La France n’est pas le seul pays à expulser illégalement des Nord-Caucasiens vers la Russie . Notre rapport pointe aussi du doigt la Croatie, l’Allemagne, la Pologne et la Roumanie. Les autorités de ces pays, en tentant d’expulser vers la Russie des personnes qui risquent d’y être torturées, violent le principe de non-refoulement. Nils Muiznieks, le directeur du bureau Europe d’Amnesty International déclare : « Il est scandaleux de constater que plusieurs États européens, alors qu’ils affirment avoir gelé toute coopération judiciaire avec la Russie à la suite de son invasion massive de l’Ukraine, menacent de renvoyer des personnes ayant fui les persécutions dans le Caucase du Nord à l’endroit même où ces atteintes ont été commises. »

Expulsions vers l’Iran  

Les expulsions de réfugiés vers l'Iran sont illégales en droit international, en raison du principe de non-refoulement.

Les Iranien·nes qui cherchent refuge hors d'Iran sont considéré·es par les autorités de leur pays avec beaucoup de suspicion. Les risques qu'elles encourent en cas de refoulement vers l’Iran sont considérables.

Malgré les risques encourus et la situation déplorable des droits humains en Iran, la France a tenté plusieurs fois d’expulser des personnes exilées iraniennes.  
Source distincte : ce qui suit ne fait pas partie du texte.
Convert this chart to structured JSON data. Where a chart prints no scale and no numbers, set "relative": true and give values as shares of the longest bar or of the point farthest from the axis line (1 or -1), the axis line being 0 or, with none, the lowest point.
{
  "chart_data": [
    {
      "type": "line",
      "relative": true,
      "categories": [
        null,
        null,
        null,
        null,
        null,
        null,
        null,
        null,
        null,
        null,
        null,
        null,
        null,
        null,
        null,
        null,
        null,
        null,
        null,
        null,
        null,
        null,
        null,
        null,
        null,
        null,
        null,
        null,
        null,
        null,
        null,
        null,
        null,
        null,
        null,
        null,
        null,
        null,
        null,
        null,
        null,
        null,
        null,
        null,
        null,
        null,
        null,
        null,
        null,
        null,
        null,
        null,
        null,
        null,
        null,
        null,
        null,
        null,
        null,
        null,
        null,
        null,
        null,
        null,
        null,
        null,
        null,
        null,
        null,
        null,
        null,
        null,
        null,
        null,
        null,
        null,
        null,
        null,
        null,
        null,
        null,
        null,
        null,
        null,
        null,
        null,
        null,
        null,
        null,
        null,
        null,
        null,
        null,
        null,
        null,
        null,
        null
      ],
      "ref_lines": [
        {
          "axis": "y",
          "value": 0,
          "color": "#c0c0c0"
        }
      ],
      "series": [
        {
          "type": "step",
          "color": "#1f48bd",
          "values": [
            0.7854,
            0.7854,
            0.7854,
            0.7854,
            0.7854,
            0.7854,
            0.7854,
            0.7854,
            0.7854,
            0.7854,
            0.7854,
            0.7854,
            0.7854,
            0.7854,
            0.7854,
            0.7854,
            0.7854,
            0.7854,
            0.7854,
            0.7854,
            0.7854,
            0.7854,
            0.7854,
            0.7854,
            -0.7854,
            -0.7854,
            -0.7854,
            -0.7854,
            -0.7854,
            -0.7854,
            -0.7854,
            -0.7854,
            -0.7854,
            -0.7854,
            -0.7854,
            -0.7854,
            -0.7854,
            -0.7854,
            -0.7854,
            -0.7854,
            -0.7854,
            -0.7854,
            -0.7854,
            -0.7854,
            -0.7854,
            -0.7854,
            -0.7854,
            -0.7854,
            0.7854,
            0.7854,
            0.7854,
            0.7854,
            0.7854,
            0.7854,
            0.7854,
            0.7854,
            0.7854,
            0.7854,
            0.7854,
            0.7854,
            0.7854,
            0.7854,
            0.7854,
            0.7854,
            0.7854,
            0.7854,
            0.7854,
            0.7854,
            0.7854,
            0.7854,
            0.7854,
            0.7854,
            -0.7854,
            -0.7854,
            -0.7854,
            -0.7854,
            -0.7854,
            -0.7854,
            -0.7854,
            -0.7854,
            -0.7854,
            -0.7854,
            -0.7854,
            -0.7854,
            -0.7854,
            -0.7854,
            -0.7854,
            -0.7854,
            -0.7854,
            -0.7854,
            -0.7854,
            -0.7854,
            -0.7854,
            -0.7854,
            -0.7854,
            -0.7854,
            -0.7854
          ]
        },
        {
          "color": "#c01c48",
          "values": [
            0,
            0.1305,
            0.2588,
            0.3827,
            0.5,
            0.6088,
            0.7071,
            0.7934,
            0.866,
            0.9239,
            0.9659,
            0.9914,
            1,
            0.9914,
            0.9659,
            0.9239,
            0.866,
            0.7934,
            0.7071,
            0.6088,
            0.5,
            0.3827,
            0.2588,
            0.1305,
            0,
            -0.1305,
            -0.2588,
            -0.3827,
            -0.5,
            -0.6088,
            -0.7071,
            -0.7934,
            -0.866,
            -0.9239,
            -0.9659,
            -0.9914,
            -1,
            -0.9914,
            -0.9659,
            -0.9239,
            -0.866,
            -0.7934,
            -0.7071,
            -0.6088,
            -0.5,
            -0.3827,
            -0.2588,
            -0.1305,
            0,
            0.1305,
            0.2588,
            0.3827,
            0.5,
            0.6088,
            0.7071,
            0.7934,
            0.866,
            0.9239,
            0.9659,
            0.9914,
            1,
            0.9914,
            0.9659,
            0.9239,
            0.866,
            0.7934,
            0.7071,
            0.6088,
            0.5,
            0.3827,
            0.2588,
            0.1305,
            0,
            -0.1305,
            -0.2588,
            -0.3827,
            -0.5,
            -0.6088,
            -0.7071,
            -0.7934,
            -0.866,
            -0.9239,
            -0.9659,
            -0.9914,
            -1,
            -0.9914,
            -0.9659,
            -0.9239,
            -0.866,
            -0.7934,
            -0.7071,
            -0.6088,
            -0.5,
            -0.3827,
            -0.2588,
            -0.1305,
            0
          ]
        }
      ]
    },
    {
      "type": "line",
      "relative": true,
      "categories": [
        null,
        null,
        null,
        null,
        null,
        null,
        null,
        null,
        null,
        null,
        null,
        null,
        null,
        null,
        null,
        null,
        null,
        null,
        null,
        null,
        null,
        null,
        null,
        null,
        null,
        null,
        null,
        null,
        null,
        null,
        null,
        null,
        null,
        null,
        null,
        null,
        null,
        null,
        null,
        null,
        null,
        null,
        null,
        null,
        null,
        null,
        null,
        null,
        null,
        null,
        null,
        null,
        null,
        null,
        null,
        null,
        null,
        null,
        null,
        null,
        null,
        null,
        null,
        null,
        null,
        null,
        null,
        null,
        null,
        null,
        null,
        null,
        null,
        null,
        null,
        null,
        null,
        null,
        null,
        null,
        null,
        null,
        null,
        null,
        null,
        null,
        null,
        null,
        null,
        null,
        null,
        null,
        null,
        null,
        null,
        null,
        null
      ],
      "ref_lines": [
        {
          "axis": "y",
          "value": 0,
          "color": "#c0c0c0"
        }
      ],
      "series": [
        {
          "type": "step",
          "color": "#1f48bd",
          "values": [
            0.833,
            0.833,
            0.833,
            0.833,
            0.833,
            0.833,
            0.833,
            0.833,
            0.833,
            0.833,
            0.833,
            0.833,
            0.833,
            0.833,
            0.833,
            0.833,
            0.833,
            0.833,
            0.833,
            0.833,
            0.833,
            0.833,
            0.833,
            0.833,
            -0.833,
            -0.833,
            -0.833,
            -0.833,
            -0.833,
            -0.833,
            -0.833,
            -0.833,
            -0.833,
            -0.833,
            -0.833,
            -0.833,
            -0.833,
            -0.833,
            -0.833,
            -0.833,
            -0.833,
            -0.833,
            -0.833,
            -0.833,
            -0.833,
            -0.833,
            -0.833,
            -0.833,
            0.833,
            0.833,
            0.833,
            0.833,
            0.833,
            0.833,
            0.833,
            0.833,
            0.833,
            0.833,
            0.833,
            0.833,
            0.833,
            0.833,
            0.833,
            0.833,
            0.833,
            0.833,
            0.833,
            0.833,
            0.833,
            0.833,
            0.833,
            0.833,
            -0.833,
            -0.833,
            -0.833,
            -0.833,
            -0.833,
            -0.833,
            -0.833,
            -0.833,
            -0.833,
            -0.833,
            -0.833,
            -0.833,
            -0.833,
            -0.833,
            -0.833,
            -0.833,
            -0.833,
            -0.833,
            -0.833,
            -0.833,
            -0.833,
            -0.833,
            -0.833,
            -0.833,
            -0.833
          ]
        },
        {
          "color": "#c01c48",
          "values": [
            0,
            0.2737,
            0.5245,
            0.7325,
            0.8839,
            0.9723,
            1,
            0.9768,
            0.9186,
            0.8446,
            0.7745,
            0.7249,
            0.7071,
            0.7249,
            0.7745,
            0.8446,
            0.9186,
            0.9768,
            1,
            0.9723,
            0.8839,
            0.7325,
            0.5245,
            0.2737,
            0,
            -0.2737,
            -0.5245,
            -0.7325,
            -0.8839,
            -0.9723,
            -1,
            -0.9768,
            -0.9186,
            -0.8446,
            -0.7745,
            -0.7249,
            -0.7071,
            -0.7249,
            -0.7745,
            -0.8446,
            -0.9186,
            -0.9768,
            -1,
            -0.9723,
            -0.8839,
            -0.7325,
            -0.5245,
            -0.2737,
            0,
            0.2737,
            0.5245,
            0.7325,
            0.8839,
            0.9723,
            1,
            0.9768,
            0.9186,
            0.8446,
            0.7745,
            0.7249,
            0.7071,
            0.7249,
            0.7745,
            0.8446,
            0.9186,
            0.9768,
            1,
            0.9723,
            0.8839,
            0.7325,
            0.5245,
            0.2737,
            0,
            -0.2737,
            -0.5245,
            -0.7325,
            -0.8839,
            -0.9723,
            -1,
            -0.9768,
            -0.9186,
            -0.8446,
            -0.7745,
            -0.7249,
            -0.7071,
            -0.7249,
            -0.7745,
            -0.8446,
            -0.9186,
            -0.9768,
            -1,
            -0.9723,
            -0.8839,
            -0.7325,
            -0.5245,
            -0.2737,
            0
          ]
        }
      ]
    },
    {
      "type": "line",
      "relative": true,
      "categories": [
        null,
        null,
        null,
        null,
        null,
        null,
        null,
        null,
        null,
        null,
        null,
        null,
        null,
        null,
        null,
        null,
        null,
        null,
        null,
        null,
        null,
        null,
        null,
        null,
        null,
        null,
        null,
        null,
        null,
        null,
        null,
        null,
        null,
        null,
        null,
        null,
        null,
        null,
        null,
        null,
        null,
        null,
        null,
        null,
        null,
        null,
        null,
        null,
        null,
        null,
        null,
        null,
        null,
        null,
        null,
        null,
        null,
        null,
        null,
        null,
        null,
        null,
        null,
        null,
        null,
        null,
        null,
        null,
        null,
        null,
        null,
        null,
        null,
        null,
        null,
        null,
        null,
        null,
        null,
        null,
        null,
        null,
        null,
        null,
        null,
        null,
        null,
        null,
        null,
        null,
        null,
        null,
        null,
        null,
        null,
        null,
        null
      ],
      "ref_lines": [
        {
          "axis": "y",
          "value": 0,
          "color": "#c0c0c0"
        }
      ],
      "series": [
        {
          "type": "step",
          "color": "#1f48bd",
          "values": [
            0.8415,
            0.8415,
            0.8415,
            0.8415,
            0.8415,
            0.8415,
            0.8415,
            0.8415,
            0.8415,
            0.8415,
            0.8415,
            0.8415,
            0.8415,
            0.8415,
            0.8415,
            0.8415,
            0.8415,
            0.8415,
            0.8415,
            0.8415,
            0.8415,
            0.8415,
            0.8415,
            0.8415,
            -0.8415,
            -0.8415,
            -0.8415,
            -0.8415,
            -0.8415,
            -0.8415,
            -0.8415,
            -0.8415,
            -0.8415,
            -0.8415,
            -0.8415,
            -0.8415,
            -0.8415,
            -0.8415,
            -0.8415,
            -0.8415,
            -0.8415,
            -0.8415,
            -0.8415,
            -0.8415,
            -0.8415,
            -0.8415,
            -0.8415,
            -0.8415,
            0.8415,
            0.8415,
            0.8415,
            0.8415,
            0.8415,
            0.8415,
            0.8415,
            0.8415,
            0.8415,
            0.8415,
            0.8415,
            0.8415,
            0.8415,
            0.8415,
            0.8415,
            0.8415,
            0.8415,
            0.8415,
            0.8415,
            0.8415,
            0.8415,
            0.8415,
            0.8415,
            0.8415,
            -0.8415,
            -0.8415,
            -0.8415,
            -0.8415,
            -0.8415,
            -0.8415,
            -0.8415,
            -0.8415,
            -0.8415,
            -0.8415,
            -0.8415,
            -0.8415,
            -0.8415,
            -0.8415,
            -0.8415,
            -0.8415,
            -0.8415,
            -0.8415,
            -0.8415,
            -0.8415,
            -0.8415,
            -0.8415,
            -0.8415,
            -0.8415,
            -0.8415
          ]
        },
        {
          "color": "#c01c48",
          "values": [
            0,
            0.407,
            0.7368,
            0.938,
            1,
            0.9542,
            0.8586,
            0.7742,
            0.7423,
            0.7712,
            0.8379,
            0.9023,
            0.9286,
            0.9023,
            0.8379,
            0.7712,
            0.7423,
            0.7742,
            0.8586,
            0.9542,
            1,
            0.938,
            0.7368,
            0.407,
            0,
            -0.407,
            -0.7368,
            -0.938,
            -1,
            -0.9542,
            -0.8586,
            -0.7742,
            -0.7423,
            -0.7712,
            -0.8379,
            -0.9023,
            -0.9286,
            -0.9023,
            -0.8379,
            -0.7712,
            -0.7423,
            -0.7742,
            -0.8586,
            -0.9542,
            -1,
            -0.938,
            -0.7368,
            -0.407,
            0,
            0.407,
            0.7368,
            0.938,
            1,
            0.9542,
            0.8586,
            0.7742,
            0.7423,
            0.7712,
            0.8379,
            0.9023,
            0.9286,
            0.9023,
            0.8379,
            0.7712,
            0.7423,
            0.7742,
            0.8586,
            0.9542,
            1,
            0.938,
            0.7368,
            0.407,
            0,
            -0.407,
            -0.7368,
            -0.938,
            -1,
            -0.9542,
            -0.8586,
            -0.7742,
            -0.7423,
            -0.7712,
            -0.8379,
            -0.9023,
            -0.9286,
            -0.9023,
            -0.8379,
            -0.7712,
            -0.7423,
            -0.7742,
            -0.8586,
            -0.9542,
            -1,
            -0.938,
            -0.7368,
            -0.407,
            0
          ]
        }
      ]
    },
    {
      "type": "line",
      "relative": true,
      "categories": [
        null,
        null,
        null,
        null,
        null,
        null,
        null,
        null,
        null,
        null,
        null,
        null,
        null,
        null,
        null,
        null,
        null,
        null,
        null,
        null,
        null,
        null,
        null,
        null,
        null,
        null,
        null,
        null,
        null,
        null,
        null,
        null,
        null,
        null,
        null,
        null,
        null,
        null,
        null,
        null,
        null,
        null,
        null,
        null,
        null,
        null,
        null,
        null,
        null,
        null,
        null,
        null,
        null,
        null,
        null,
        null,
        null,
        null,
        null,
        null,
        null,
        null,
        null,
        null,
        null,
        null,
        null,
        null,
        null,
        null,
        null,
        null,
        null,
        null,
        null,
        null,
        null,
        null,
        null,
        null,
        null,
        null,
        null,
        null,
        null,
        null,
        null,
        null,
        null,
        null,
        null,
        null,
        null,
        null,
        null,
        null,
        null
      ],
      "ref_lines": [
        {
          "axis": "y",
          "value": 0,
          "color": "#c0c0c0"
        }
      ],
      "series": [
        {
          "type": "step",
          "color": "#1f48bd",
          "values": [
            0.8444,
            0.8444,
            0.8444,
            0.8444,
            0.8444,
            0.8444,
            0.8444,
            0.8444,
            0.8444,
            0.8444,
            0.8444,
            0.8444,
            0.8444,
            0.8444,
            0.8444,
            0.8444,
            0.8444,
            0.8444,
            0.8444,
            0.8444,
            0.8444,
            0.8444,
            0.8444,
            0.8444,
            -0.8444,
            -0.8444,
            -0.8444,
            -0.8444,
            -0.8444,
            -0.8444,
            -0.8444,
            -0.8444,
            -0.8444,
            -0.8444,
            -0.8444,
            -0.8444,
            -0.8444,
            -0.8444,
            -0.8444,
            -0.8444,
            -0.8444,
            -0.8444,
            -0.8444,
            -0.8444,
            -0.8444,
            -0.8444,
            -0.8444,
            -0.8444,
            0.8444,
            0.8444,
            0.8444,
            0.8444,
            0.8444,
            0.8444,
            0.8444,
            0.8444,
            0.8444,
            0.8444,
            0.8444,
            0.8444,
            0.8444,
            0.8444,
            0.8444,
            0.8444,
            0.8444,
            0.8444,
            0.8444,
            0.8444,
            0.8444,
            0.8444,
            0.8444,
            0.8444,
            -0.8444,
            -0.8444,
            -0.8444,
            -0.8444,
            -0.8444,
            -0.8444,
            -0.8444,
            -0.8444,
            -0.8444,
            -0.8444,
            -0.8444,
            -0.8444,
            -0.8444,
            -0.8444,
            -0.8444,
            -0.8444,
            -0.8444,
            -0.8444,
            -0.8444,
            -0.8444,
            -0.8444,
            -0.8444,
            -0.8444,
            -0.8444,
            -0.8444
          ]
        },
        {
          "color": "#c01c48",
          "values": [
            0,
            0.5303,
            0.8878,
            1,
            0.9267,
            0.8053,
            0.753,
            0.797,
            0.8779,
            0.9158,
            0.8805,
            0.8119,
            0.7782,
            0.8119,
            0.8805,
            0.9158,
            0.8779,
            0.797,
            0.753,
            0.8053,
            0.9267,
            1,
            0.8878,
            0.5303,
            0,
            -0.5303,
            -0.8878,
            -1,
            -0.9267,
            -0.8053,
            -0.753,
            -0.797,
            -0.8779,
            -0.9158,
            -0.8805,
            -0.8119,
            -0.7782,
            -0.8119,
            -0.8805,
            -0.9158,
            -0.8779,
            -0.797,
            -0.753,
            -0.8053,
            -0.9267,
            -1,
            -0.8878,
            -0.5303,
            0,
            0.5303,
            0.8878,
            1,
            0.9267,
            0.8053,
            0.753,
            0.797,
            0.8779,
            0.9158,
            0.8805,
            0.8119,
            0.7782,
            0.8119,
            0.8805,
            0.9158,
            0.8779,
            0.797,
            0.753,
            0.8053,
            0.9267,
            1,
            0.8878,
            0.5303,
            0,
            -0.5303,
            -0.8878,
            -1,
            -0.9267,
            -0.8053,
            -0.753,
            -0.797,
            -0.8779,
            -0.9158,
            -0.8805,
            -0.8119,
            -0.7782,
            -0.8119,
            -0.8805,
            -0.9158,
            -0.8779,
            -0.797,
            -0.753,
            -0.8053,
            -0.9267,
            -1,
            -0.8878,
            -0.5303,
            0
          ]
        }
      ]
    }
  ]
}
Le 23 avril 2023, une Iranienne s’est vu notifier une obligation de quitter le territoire par la préfecture de l’Aude et a été enfermée au centre de rétention administrative (CRA) de Toulouse pour être expulsée vers l’Iran, en dépit des risques de persécution en cas de retour vers son pays d’origine. Elle a finalement été libérée pour raisons de santé. 

Alors que le ministre de l’Intérieur, Gérald Darmanin, déclarait le 25 janvier 2023 devant le Sénat : « Je puis vous assurer que nous n’expulserons personne vers l’Iran », l’administration française continue de notifier des décisions d’expulsion vers l’Iran, mettant en danger la vie de ces personnes ainsi que celle de leurs familles.

Expulsions vers la Syrie

Les expulsions de réfugiés vers la Syrie sont illégales en droit international, en raison du principe de non-refoulement.  

La Syrie n’est pas un pays sûr. Les personnes réfugiées qui y retournent s’exposent au risque de graves violations des droits humains : viols, tortures, disparitions. C’est ce que nous avons documenté dans un rapport publié en 2021 et qui, pour la première fois, faisait état de ce qu’il se passe pour les personnes réfugiées de retour en Syrie après des années d’exil.

Et pourtant, des préfectures françaises ont tenté d’expulser deux personnes vers la Syrie en octobre 2022. Une décision qui viole, là encore, le principe de non-refoulement. Notre rapport montre que les personnes réfugiées qui retournent en Syrie risquent d’être persécutées simplement parce qu’elles ont cherché refuge à l’étranger. En menaçant de renvoyer des personnes en Syrie, la France livre des laissez-passer vers la mort. Nous ne pouvons l’accepter.

Ces expulsions et tentatives répétées marquent des atteintes flagrantes et frontales à l’État de droit. Dans un contexte français marqué par une politique migratoire axée sur la fermeté, notre mobilisation est des plus essentielles : pour ramener la France à ses engagements et pour ramener les droits humains au cœur des décisions politiques.